Aksi ini menyoroti indikasi kuat adanya aktivitas perusahaan yang diduga masuk kawasan hutan serta berpotensi menimbulkan kerugian negara. Massa meminta aparat tidak tinggal diam dan segera turun tangan.
Di depan Kantor Dinas Kehutanan, orasi berlangsung panas. BASMI menantang Satuan Tugas Penertiban Kawasan Hutan (Satgas PKH) untuk menunjukkan kinerja nyata di lapangan, bukan sekadar menunggu laporan.
“Kami datang untuk menagih fungsi pengawasan Dinas Kehutanan. Satgas PKH harus segera turun ke titik operasional PT TPM. Jangan biarkan hutan dirambah, sementara Satgas hanya jadi penonton,” tegas Beni, Ketua Bidang Advokasi Hukum dan HAM BASMI Sultra.
Tak berhenti di situ, massa kemudian bergerak ke Gedung Kejati Sultra. Di sana, BASMI resmi melayangkan aduan terkait dugaan hilangnya pendapatan negara akibat pemanfaatan sumber daya alam yang disinyalir tidak sesuai prosedur hukum.
Mereka mendesak jaksa segera memanggil pihak perusahaan dan melakukan penyelidikan awal.
“Kejaksaan harus proaktif.
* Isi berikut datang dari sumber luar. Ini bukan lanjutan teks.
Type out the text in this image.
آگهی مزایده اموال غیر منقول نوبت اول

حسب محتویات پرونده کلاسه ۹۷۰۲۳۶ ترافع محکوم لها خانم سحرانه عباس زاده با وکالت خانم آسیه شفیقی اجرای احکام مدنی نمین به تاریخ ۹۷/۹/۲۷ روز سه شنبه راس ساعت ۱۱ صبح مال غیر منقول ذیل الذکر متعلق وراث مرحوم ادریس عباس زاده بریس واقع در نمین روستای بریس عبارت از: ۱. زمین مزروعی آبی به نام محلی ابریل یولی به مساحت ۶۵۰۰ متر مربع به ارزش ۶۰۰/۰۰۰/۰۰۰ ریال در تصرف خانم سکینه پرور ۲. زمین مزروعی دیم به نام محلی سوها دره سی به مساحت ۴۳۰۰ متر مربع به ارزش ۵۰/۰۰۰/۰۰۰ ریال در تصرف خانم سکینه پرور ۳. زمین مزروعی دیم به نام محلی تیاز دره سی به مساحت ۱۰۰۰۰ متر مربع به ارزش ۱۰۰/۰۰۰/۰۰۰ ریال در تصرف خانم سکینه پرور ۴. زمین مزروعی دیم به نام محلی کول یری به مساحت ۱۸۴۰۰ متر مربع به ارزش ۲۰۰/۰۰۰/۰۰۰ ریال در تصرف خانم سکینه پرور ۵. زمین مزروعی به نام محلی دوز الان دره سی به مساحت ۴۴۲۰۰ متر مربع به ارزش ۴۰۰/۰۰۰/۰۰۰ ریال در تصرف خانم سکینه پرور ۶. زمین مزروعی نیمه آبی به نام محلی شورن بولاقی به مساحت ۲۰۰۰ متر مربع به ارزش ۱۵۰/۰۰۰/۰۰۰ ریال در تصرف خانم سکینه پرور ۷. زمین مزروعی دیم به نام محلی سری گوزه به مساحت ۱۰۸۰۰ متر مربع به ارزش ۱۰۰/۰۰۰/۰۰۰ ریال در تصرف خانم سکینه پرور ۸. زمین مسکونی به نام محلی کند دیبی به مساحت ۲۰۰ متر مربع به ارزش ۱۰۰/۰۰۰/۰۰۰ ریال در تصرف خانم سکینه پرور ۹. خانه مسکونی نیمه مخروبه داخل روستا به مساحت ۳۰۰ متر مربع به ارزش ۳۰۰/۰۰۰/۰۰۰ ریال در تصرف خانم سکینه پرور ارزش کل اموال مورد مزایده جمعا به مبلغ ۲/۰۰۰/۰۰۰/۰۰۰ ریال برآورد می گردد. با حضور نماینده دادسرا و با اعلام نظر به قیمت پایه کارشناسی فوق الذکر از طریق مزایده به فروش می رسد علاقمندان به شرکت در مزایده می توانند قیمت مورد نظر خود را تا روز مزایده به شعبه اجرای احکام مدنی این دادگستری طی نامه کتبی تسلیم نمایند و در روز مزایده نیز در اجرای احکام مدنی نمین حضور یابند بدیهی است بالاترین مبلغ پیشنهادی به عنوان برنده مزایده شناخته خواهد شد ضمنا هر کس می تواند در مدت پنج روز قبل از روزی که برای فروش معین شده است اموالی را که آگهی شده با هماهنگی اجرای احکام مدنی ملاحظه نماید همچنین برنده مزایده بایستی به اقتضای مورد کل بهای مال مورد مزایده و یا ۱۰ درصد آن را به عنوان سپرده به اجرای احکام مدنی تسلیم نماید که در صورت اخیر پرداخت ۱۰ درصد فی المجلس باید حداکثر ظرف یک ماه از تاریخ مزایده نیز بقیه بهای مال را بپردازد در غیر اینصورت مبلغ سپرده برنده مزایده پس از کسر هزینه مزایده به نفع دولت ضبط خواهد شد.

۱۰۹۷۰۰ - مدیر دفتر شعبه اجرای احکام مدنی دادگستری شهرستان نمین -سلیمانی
Segera panggil pihak PT Tani Prima Makmur dan usut indikasi kerugian negara ini sampai tuntas,” ujar Ketua Umum BASMI Sultra, Pikran.
BASMI juga mengeluarkan peringatan keras kepada kedua instansi tersebut. Mereka menegaskan aksi ini bukan yang terakhir. Jika tidak ada langkah konkret dalam waktu dekat, seperti pengecekan lapangan atau pemanggilan resmi pihak perusahaan, mereka akan kembali turun dengan massa lebih besar.
“Kami beri waktu untuk bekerja. Tapi kalau tidak ada progres, kami pastikan aksi jilid dua akan digelar dengan kekuatan lebih besar. Kami tidak akan berhenti sampai ada kepastian hukum dan tindakan tegas terhadap PT TPM,” tegas Pikran.
Aksi ditutup dengan penyerahan dokumen tuntutan kepada perwakilan instansi. BASMI menegaskan komitmennya untuk terus mengawal kasus ini demi menjaga kelestarian hutan dan mencegah potensi kerugian negara di Sulawesi Tenggara.